3.07.23 Why I vetoed sugar (mostly) out of my food choices this year
In December, my husband and I attended a talk about sugar and learned that so-called sugar substitutes can be even more potent than sugar itself. (We also learned the great phrase “sour defeats sweet,” which finally gave me a reason to start drinking lemon water here and there — a little sour or bitter taste will kill a sweet craving.)
Starting in January, we decided to cut processed sugars (and “naturally added” ones) from my food choices. I’m lucky, because I haven’t had serious cravings; it’s more like I miss certain foods rather than dream about them. My husband does eat some 92% chocolate here and there — he always loved dark chocolate but now even 72% tastes too sweet for him, so he’s sticking with the hard core stuff. I know this is not an easy choice, and I don’t expect it to last forever — but I do expect that once I do decide to have something sugary again, I’ll do it once in a rare while and not, say, every day. Sugar is a drug, and we should think about it that way — even if the food industry doesn’t label it as such.
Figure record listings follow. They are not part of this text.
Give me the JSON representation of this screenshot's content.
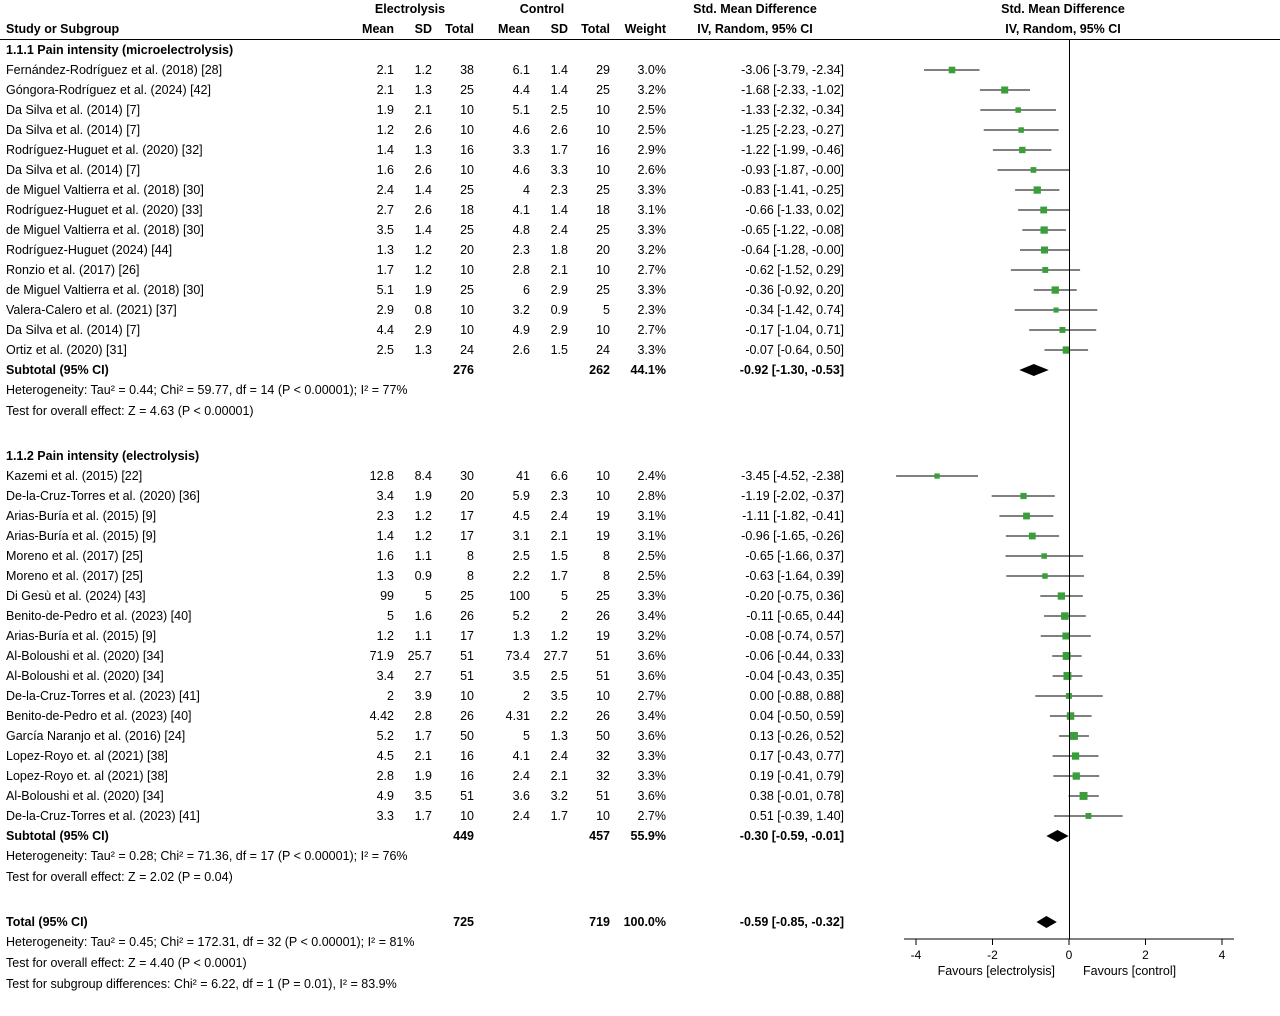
{
  "colors": {
    "marker": "#3a9e3a",
    "diamond": "#000000",
    "line": "#000000"
  },
  "chart_data": {
    "type": "forest",
    "labels": {
      "study_col": "Study or Subgroup",
      "group1": "Electrolysis",
      "group2": "Control",
      "mean": "Mean",
      "sd": "SD",
      "total": "Total",
      "weight": "Weight",
      "smd_title": "Std. Mean Difference",
      "smd_sub": "IV, Random, 95% CI"
    },
    "axis": {
      "ticks": [
        -4,
        -2,
        0,
        2,
        4
      ],
      "favours_left": "Favours [electrolysis]",
      "favours_right": "Favours [control]"
    },
    "sections": [
      {
        "label": "1.1.1 Pain intensity (microelectrolysis)",
        "studies": [
          {
            "name": "Fernández-Rodríguez et al. (2018) [28]",
            "e_mean": "2.1",
            "e_sd": "1.2",
            "e_total": "38",
            "c_mean": "6.1",
            "c_sd": "1.4",
            "c_total": "29",
            "weight": "3.0%",
            "est": -3.06,
            "lo": -3.79,
            "hi": -2.34,
            "ci": "-3.06 [-3.79, -2.34]"
          },
          {
            "name": "Góngora-Rodríguez et al. (2024) [42]",
            "e_mean": "2.1",
            "e_sd": "1.3",
            "e_total": "25",
            "c_mean": "4.4",
            "c_sd": "1.4",
            "c_total": "25",
            "weight": "3.2%",
            "est": -1.68,
            "lo": -2.33,
            "hi": -1.02,
            "ci": "-1.68 [-2.33, -1.02]"
          },
          {
            "name": "Da Silva et al. (2014) [7]",
            "e_mean": "1.9",
            "e_sd": "2.1",
            "e_total": "10",
            "c_mean": "5.1",
            "c_sd": "2.5",
            "c_total": "10",
            "weight": "2.5%",
            "est": -1.33,
            "lo": -2.32,
            "hi": -0.34,
            "ci": "-1.33 [-2.32, -0.34]"
          },
          {
            "name": "Da Silva et al. (2014) [7]",
            "e_mean": "1.2",
            "e_sd": "2.6",
            "e_total": "10",
            "c_mean": "4.6",
            "c_sd": "2.6",
            "c_total": "10",
            "weight": "2.5%",
            "est": -1.25,
            "lo": -2.23,
            "hi": -0.27,
            "ci": "-1.25 [-2.23, -0.27]"
          },
          {
            "name": "Rodríguez-Huguet et al. (2020) [32]",
            "e_mean": "1.4",
            "e_sd": "1.3",
            "e_total": "16",
            "c_mean": "3.3",
            "c_sd": "1.7",
            "c_total": "16",
            "weight": "2.9%",
            "est": -1.22,
            "lo": -1.99,
            "hi": -0.46,
            "ci": "-1.22 [-1.99, -0.46]"
          },
          {
            "name": "Da Silva et al. (2014) [7]",
            "e_mean": "1.6",
            "e_sd": "2.6",
            "e_total": "10",
            "c_mean": "4.6",
            "c_sd": "3.3",
            "c_total": "10",
            "weight": "2.6%",
            "est": -0.93,
            "lo": -1.87,
            "hi": 0,
            "ci": "-0.93 [-1.87, -0.00]"
          },
          {
            "name": "de Miguel Valtierra et al. (2018) [30]",
            "e_mean": "2.4",
            "e_sd": "1.4",
            "e_total": "25",
            "c_mean": "4",
            "c_sd": "2.3",
            "c_total": "25",
            "weight": "3.3%",
            "est": -0.83,
            "lo": -1.41,
            "hi": -0.25,
            "ci": "-0.83 [-1.41, -0.25]"
          },
          {
            "name": "Rodríguez-Huguet et al. (2020) [33]",
            "e_mean": "2.7",
            "e_sd": "2.6",
            "e_total": "18",
            "c_mean": "4.1",
            "c_sd": "1.4",
            "c_total": "18",
            "weight": "3.1%",
            "est": -0.66,
            "lo": -1.33,
            "hi": 0.02,
            "ci": "-0.66 [-1.33, 0.02]"
          },
          {
            "name": "de Miguel Valtierra et al. (2018) [30]",
            "e_mean": "3.5",
            "e_sd": "1.4",
            "e_total": "25",
            "c_mean": "4.8",
            "c_sd": "2.4",
            "c_total": "25",
            "weight": "3.3%",
            "est": -0.65,
            "lo": -1.22,
            "hi": -0.08,
            "ci": "-0.65 [-1.22, -0.08]"
          },
          {
            "name": "Rodríguez-Huguet (2024) [44]",
            "e_mean": "1.3",
            "e_sd": "1.2",
            "e_total": "20",
            "c_mean": "2.3",
            "c_sd": "1.8",
            "c_total": "20",
            "weight": "3.2%",
            "est": -0.64,
            "lo": -1.28,
            "hi": 0,
            "ci": "-0.64 [-1.28, -0.00]"
          },
          {
            "name": "Ronzio et al. (2017) [26]",
            "e_mean": "1.7",
            "e_sd": "1.2",
            "e_total": "10",
            "c_mean": "2.8",
            "c_sd": "2.1",
            "c_total": "10",
            "weight": "2.7%",
            "est": -0.62,
            "lo": -1.52,
            "hi": 0.29,
            "ci": "-0.62 [-1.52, 0.29]"
          },
          {
            "name": "de Miguel Valtierra et al. (2018) [30]",
            "e_mean": "5.1",
            "e_sd": "1.9",
            "e_total": "25",
            "c_mean": "6",
            "c_sd": "2.9",
            "c_total": "25",
            "weight": "3.3%",
            "est": -0.36,
            "lo": -0.92,
            "hi": 0.2,
            "ci": "-0.36 [-0.92, 0.20]"
          },
          {
            "name": "Valera-Calero et al. (2021) [37]",
            "e_mean": "2.9",
            "e_sd": "0.8",
            "e_total": "10",
            "c_mean": "3.2",
            "c_sd": "0.9",
            "c_total": "5",
            "weight": "2.3%",
            "est": -0.34,
            "lo": -1.42,
            "hi": 0.74,
            "ci": "-0.34 [-1.42, 0.74]"
          },
          {
            "name": "Da Silva et al. (2014) [7]",
            "e_mean": "4.4",
            "e_sd": "2.9",
            "e_total": "10",
            "c_mean": "4.9",
            "c_sd": "2.9",
            "c_total": "10",
            "weight": "2.7%",
            "est": -0.17,
            "lo": -1.04,
            "hi": 0.71,
            "ci": "-0.17 [-1.04, 0.71]"
          },
          {
            "name": "Ortiz et al. (2020) [31]",
            "e_mean": "2.5",
            "e_sd": "1.3",
            "e_total": "24",
            "c_mean": "2.6",
            "c_sd": "1.5",
            "c_total": "24",
            "weight": "3.3%",
            "est": -0.07,
            "lo": -0.64,
            "hi": 0.5,
            "ci": "-0.07 [-0.64, 0.50]"
          }
        ],
        "subtotal": {
          "label": "Subtotal (95% CI)",
          "e_total": "276",
          "c_total": "262",
          "weight": "44.1%",
          "est": -0.92,
          "lo": -1.3,
          "hi": -0.53,
          "ci": "-0.92 [-1.30, -0.53]"
        },
        "heterogeneity": "Heterogeneity: Tau² = 0.44; Chi² = 59.77, df = 14 (P < 0.00001); I² = 77%",
        "overall_effect": "Test for overall effect: Z = 4.63 (P < 0.00001)"
      },
      {
        "label": "1.1.2 Pain intensity (electrolysis)",
        "studies": [
          {
            "name": "Kazemi et al. (2015) [22]",
            "e_mean": "12.8",
            "e_sd": "8.4",
            "e_total": "30",
            "c_mean": "41",
            "c_sd": "6.6",
            "c_total": "10",
            "weight": "2.4%",
            "est": -3.45,
            "lo": -4.52,
            "hi": -2.38,
            "ci": "-3.45 [-4.52, -2.38]"
          },
          {
            "name": "De-la-Cruz-Torres et al. (2020) [36]",
            "e_mean": "3.4",
            "e_sd": "1.9",
            "e_total": "20",
            "c_mean": "5.9",
            "c_sd": "2.3",
            "c_total": "10",
            "weight": "2.8%",
            "est": -1.19,
            "lo": -2.02,
            "hi": -0.37,
            "ci": "-1.19 [-2.02, -0.37]"
          },
          {
            "name": "Arias-Buría et al. (2015) [9]",
            "e_mean": "2.3",
            "e_sd": "1.2",
            "e_total": "17",
            "c_mean": "4.5",
            "c_sd": "2.4",
            "c_total": "19",
            "weight": "3.1%",
            "est": -1.11,
            "lo": -1.82,
            "hi": -0.41,
            "ci": "-1.11 [-1.82, -0.41]"
          },
          {
            "name": "Arias-Buría et al. (2015) [9]",
            "e_mean": "1.4",
            "e_sd": "1.2",
            "e_total": "17",
            "c_mean": "3.1",
            "c_sd": "2.1",
            "c_total": "19",
            "weight": "3.1%",
            "est": -0.96,
            "lo": -1.65,
            "hi": -0.26,
            "ci": "-0.96 [-1.65, -0.26]"
          },
          {
            "name": "Moreno et al. (2017) [25]",
            "e_mean": "1.6",
            "e_sd": "1.1",
            "e_total": "8",
            "c_mean": "2.5",
            "c_sd": "1.5",
            "c_total": "8",
            "weight": "2.5%",
            "est": -0.65,
            "lo": -1.66,
            "hi": 0.37,
            "ci": "-0.65 [-1.66, 0.37]"
          },
          {
            "name": "Moreno et al. (2017) [25]",
            "e_mean": "1.3",
            "e_sd": "0.9",
            "e_total": "8",
            "c_mean": "2.2",
            "c_sd": "1.7",
            "c_total": "8",
            "weight": "2.5%",
            "est": -0.63,
            "lo": -1.64,
            "hi": 0.39,
            "ci": "-0.63 [-1.64, 0.39]"
          },
          {
            "name": "Di Gesù et al. (2024) [43]",
            "e_mean": "99",
            "e_sd": "5",
            "e_total": "25",
            "c_mean": "100",
            "c_sd": "5",
            "c_total": "25",
            "weight": "3.3%",
            "est": -0.2,
            "lo": -0.75,
            "hi": 0.36,
            "ci": "-0.20 [-0.75, 0.36]"
          },
          {
            "name": "Benito-de-Pedro et al. (2023) [40]",
            "e_mean": "5",
            "e_sd": "1.6",
            "e_total": "26",
            "c_mean": "5.2",
            "c_sd": "2",
            "c_total": "26",
            "weight": "3.4%",
            "est": -0.11,
            "lo": -0.65,
            "hi": 0.44,
            "ci": "-0.11 [-0.65, 0.44]"
          },
          {
            "name": "Arias-Buría et al. (2015) [9]",
            "e_mean": "1.2",
            "e_sd": "1.1",
            "e_total": "17",
            "c_mean": "1.3",
            "c_sd": "1.2",
            "c_total": "19",
            "weight": "3.2%",
            "est": -0.08,
            "lo": -0.74,
            "hi": 0.57,
            "ci": "-0.08 [-0.74, 0.57]"
          },
          {
            "name": "Al-Boloushi et al. (2020) [34]",
            "e_mean": "71.9",
            "e_sd": "25.7",
            "e_total": "51",
            "c_mean": "73.4",
            "c_sd": "27.7",
            "c_total": "51",
            "weight": "3.6%",
            "est": -0.06,
            "lo": -0.44,
            "hi": 0.33,
            "ci": "-0.06 [-0.44, 0.33]"
          },
          {
            "name": "Al-Boloushi et al. (2020) [34]",
            "e_mean": "3.4",
            "e_sd": "2.7",
            "e_total": "51",
            "c_mean": "3.5",
            "c_sd": "2.5",
            "c_total": "51",
            "weight": "3.6%",
            "est": -0.04,
            "lo": -0.43,
            "hi": 0.35,
            "ci": "-0.04 [-0.43, 0.35]"
          },
          {
            "name": "De-la-Cruz-Torres et al. (2023) [41]",
            "e_mean": "2",
            "e_sd": "3.9",
            "e_total": "10",
            "c_mean": "2",
            "c_sd": "3.5",
            "c_total": "10",
            "weight": "2.7%",
            "est": 0.0,
            "lo": -0.88,
            "hi": 0.88,
            "ci": "0.00 [-0.88, 0.88]"
          },
          {
            "name": "Benito-de-Pedro et al. (2023) [40]",
            "e_mean": "4.42",
            "e_sd": "2.8",
            "e_total": "26",
            "c_mean": "4.31",
            "c_sd": "2.2",
            "c_total": "26",
            "weight": "3.4%",
            "est": 0.04,
            "lo": -0.5,
            "hi": 0.59,
            "ci": "0.04 [-0.50, 0.59]"
          },
          {
            "name": "García Naranjo et al. (2016) [24]",
            "e_mean": "5.2",
            "e_sd": "1.7",
            "e_total": "50",
            "c_mean": "5",
            "c_sd": "1.3",
            "c_total": "50",
            "weight": "3.6%",
            "est": 0.13,
            "lo": -0.26,
            "hi": 0.52,
            "ci": "0.13 [-0.26, 0.52]"
          },
          {
            "name": "Lopez-Royo et. al (2021) [38]",
            "e_mean": "4.5",
            "e_sd": "2.1",
            "e_total": "16",
            "c_mean": "4.1",
            "c_sd": "2.4",
            "c_total": "32",
            "weight": "3.3%",
            "est": 0.17,
            "lo": -0.43,
            "hi": 0.77,
            "ci": "0.17 [-0.43, 0.77]"
          },
          {
            "name": "Lopez-Royo et. al (2021) [38]",
            "e_mean": "2.8",
            "e_sd": "1.9",
            "e_total": "16",
            "c_mean": "2.4",
            "c_sd": "2.1",
            "c_total": "32",
            "weight": "3.3%",
            "est": 0.19,
            "lo": -0.41,
            "hi": 0.79,
            "ci": "0.19 [-0.41, 0.79]"
          },
          {
            "name": "Al-Boloushi et al. (2020) [34]",
            "e_mean": "4.9",
            "e_sd": "3.5",
            "e_total": "51",
            "c_mean": "3.6",
            "c_sd": "3.2",
            "c_total": "51",
            "weight": "3.6%",
            "est": 0.38,
            "lo": -0.01,
            "hi": 0.78,
            "ci": "0.38 [-0.01, 0.78]"
          },
          {
            "name": "De-la-Cruz-Torres et al. (2023) [41]",
            "e_mean": "3.3",
            "e_sd": "1.7",
            "e_total": "10",
            "c_mean": "2.4",
            "c_sd": "1.7",
            "c_total": "10",
            "weight": "2.7%",
            "est": 0.51,
            "lo": -0.39,
            "hi": 1.4,
            "ci": "0.51 [-0.39, 1.40]"
          }
        ],
        "subtotal": {
          "label": "Subtotal (95% CI)",
          "e_total": "449",
          "c_total": "457",
          "weight": "55.9%",
          "est": -0.3,
          "lo": -0.59,
          "hi": -0.01,
          "ci": "-0.30 [-0.59, -0.01]"
        },
        "heterogeneity": "Heterogeneity: Tau² = 0.28; Chi² = 71.36, df = 17 (P < 0.00001); I² = 76%",
        "overall_effect": "Test for overall effect: Z = 2.02 (P = 0.04)"
      }
    ],
    "total": {
      "label": "Total (95% CI)",
      "e_total": "725",
      "c_total": "719",
      "weight": "100.0%",
      "est": -0.59,
      "lo": -0.85,
      "hi": -0.32,
      "ci": "-0.59 [-0.85, -0.32]"
    },
    "total_heterogeneity": "Heterogeneity: Tau² = 0.45; Chi² = 172.31, df = 32 (P < 0.00001); I² = 81%",
    "total_overall_effect": "Test for overall effect: Z = 4.40 (P < 0.0001)",
    "subgroup_differences": "Test for subgroup differences: Chi² = 6.22, df = 1 (P = 0.01), I² = 83.9%"
  }
}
How are things going? I have lost weight, I do sleep better (but I always slept pretty well) and feel more energetic (and I do work out), all the things people who’ve done this before me have said they felt as well. It wasn’t instantaneous, and of course we’re only two full months into the new year, but I am encouraged to keep this going as long as possible. (I am also eating plenty of fruit, so it’s not like I have nothing sweet in my life — just avoiding processed sweets, primarily.)
Anyway, this article showed up from the Washington Post today, and I found it useful for those who might be wondering about sugar, and how it’s hidden in so many things, and how you can at least start to cut it from what you’re eating — if you choose to. It took me a lot of years to get to where I could just say “I’m going to leave sugar out for a while” and feel comfortable with my choices, so I know this isn’t likely to change hearts and minds (and guts) right away. So just consider my anecdote and this article pieces of a puzzle you might one day decide to complete for yourself…
I cut out sugar for six years once. It was easier to do than I expected, but it did require some re-thinking of menu items, especially when eating out. Congratulations to you for making this a priority.
Thanks! It is a little challenging here and there, but the promise of: Eat fruit! is surprisingly encouraging. Congrats to YOU for making it work, too!
Well done! It isn’t an easy thing, but the rewards in how you feel (and in my case, averting Type 2 diabetes) are more than worth it. 🙂
Thanks! Mercifully I was never in danger of that particular affliction, but it felt like something I should do anyway. I was seriously hungry ALL. THE. TIME — and that’s what I was setting out to defeat. So far, pretty good.